To these may be added:

  • Geoglossomycetes, Geoglossum and Trichoglossum, commonly called earth tongues, were previously included in the Leotiomycetes but rejected as members of that class by DNA analyses (Spatafora, 2007, in the Tree of Life Web Project at http://tolweb.org/Pezizomycotina/29296/2007.12.19).

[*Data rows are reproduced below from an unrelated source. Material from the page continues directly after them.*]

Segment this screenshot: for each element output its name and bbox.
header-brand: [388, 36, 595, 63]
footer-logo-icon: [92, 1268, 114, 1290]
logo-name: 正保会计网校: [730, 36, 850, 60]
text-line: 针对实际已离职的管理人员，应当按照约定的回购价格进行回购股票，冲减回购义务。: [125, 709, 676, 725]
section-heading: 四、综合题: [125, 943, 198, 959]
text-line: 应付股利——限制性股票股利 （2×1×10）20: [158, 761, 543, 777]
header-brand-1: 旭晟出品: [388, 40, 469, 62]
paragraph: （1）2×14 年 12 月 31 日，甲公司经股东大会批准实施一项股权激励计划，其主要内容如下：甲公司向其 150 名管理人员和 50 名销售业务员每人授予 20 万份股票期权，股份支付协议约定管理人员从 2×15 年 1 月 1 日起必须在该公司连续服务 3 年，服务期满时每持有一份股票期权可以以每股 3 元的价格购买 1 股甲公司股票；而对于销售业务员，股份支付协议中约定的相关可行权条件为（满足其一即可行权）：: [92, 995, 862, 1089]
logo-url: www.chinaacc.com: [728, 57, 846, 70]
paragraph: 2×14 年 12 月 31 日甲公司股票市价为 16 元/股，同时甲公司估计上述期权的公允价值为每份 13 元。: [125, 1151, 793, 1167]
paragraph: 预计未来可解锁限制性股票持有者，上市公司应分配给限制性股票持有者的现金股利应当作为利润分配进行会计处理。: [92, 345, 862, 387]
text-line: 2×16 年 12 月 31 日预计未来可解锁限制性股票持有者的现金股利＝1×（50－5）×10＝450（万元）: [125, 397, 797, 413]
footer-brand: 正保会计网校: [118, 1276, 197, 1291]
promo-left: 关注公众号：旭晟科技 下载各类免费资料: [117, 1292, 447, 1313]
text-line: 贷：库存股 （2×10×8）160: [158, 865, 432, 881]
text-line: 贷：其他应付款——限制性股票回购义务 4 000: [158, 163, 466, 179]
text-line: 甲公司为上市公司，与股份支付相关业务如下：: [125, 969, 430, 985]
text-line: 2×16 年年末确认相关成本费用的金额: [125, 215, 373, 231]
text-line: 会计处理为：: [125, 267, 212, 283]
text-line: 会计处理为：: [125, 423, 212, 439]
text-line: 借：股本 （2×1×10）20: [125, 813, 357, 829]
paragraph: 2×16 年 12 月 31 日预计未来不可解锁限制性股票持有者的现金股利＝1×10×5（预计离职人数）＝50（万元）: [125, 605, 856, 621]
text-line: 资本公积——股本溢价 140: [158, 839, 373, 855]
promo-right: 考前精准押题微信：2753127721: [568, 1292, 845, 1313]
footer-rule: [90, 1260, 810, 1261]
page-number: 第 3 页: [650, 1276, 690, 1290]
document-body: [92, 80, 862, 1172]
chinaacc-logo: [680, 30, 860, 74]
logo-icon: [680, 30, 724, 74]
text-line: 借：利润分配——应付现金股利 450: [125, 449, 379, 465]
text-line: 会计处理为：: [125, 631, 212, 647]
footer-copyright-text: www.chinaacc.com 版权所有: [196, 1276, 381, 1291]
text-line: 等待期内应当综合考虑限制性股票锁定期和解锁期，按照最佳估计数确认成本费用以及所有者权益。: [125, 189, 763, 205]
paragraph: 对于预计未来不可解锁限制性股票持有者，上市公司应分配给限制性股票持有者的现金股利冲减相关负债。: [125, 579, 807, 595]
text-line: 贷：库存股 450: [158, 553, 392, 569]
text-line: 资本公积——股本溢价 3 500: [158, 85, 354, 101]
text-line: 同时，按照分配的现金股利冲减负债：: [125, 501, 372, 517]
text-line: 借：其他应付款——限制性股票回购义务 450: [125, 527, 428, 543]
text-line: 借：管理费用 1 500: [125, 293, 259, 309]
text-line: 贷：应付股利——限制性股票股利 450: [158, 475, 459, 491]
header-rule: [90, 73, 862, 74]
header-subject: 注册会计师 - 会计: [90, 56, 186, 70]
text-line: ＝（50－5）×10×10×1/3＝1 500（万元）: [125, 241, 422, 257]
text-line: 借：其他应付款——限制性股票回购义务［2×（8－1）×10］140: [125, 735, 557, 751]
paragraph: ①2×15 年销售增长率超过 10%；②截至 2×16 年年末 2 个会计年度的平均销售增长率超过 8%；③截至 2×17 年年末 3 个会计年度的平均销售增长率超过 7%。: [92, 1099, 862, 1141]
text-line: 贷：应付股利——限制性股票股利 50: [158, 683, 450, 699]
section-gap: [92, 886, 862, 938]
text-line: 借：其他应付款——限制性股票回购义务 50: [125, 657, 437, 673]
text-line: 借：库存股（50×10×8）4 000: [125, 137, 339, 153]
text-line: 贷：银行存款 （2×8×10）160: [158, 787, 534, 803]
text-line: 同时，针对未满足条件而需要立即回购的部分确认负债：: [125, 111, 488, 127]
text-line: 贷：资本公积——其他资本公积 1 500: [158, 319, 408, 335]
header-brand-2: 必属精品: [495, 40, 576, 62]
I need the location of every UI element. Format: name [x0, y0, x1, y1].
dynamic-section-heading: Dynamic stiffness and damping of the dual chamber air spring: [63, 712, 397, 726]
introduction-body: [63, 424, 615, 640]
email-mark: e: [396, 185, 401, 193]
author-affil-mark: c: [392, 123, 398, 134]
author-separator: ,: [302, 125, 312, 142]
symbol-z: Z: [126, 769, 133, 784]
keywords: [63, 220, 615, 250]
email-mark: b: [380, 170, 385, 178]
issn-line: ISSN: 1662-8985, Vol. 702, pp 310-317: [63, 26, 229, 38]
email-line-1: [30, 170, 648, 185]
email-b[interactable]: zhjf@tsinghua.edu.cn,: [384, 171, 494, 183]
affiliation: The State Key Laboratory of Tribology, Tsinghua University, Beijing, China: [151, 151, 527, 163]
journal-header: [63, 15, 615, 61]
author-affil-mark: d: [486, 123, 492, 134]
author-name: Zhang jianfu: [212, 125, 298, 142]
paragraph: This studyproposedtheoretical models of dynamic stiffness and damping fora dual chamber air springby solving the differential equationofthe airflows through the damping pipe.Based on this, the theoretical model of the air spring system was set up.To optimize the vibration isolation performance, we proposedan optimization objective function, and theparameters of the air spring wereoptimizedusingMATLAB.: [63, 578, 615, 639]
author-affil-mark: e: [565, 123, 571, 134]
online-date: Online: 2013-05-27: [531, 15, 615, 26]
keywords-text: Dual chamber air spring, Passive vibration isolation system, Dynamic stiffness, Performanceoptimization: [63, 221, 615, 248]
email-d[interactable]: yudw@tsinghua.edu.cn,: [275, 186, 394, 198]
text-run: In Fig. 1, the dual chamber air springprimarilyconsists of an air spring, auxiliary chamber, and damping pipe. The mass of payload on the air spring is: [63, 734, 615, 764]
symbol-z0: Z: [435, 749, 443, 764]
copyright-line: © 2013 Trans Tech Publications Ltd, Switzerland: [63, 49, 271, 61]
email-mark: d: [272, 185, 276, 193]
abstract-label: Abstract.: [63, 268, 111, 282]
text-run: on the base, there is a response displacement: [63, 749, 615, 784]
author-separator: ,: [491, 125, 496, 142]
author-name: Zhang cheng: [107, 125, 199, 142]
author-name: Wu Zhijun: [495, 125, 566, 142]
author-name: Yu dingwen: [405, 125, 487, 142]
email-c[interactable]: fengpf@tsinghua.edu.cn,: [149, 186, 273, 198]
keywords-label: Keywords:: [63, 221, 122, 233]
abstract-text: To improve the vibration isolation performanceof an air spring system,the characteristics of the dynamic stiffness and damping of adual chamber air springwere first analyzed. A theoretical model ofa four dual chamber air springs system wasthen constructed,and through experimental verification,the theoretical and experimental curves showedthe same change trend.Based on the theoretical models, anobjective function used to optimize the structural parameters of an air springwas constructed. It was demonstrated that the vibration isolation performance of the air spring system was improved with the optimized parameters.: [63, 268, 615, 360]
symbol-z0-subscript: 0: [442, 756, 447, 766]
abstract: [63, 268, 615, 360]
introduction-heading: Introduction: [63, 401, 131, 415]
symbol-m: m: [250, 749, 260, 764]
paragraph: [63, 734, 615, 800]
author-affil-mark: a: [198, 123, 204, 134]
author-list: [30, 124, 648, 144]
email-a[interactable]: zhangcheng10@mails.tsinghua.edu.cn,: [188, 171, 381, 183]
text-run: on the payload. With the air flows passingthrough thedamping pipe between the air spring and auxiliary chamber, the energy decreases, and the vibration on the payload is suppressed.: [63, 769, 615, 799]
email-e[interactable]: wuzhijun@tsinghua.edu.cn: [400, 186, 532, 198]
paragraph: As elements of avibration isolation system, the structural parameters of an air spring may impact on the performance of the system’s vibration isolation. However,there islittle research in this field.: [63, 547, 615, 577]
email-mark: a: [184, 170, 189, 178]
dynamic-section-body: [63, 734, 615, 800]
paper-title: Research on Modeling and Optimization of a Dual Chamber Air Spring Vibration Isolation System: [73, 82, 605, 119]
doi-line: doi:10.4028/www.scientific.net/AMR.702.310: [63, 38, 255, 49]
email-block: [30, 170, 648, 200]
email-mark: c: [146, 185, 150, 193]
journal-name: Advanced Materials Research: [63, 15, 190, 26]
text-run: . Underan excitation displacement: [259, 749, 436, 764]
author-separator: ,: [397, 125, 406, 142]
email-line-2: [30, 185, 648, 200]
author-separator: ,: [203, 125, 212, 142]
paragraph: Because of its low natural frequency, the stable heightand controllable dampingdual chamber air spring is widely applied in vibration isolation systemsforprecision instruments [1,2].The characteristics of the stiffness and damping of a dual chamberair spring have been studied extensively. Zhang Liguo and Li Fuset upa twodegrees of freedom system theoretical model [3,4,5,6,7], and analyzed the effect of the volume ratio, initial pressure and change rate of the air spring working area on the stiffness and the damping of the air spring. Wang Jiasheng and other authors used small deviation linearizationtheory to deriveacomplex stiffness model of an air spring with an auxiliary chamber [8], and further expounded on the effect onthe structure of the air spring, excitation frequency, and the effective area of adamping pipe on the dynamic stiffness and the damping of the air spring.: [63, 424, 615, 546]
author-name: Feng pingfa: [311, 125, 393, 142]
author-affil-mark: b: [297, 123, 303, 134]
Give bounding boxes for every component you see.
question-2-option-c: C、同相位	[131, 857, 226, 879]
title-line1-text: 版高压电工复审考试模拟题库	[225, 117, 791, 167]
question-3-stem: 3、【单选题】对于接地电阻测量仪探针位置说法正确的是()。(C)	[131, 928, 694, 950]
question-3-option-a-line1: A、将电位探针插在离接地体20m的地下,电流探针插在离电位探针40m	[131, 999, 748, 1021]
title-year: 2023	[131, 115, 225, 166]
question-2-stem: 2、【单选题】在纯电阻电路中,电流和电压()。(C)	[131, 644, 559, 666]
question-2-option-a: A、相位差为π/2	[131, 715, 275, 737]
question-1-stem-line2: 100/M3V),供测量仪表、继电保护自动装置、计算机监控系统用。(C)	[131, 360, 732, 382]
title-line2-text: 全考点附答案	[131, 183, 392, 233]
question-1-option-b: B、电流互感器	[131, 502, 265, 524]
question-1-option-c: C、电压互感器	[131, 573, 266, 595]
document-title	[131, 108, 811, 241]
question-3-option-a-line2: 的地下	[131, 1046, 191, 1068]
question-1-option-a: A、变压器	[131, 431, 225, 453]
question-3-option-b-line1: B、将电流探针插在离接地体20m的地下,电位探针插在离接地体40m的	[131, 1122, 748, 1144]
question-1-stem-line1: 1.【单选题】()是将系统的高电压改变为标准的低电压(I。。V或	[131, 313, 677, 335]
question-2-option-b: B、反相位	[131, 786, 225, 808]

  •  Xylonomycetes, this group is an example of the discovery of new fungi by multigene phylogenetic analyses of ‘exotic’ habitats; this new major lineage of Ascomycota was discovered in a survey of endophytic fungi cultured from living sapwood and leaves of rubber trees (Hevea spp.) in remote forests of Peru (Gazis et al., 2012).
  • Coniocybomycetes, a heterogeneous assemblage of fungi sharing the presence of a mazaedium (a fruiting body of some lichens in which the ascospores lie freely in a powdery mass that is enclosed in an ascome wall, or peridium) separated from within the Arthoniomycetes, Eurotiomycetes, Lecanoromycetes and Leotiomycetes by multigene phylogenetic analyses (Prieto et al., 2013).

The AFTOL data (Spatafora et al., 2006) strongly indicated Orbiliomycetes and Pezizomycetes as the most basal classes of Pezizomycotina, both consist of species that produce apothecia. The fossil genus Paleopyrenomycites from the Early Devonian Rhynie Chert (about 400 million years old) is the oldest accepted fossil member of Pezizomycotina, although its position within this subphylum is unclear (Beimforde et al., 2014).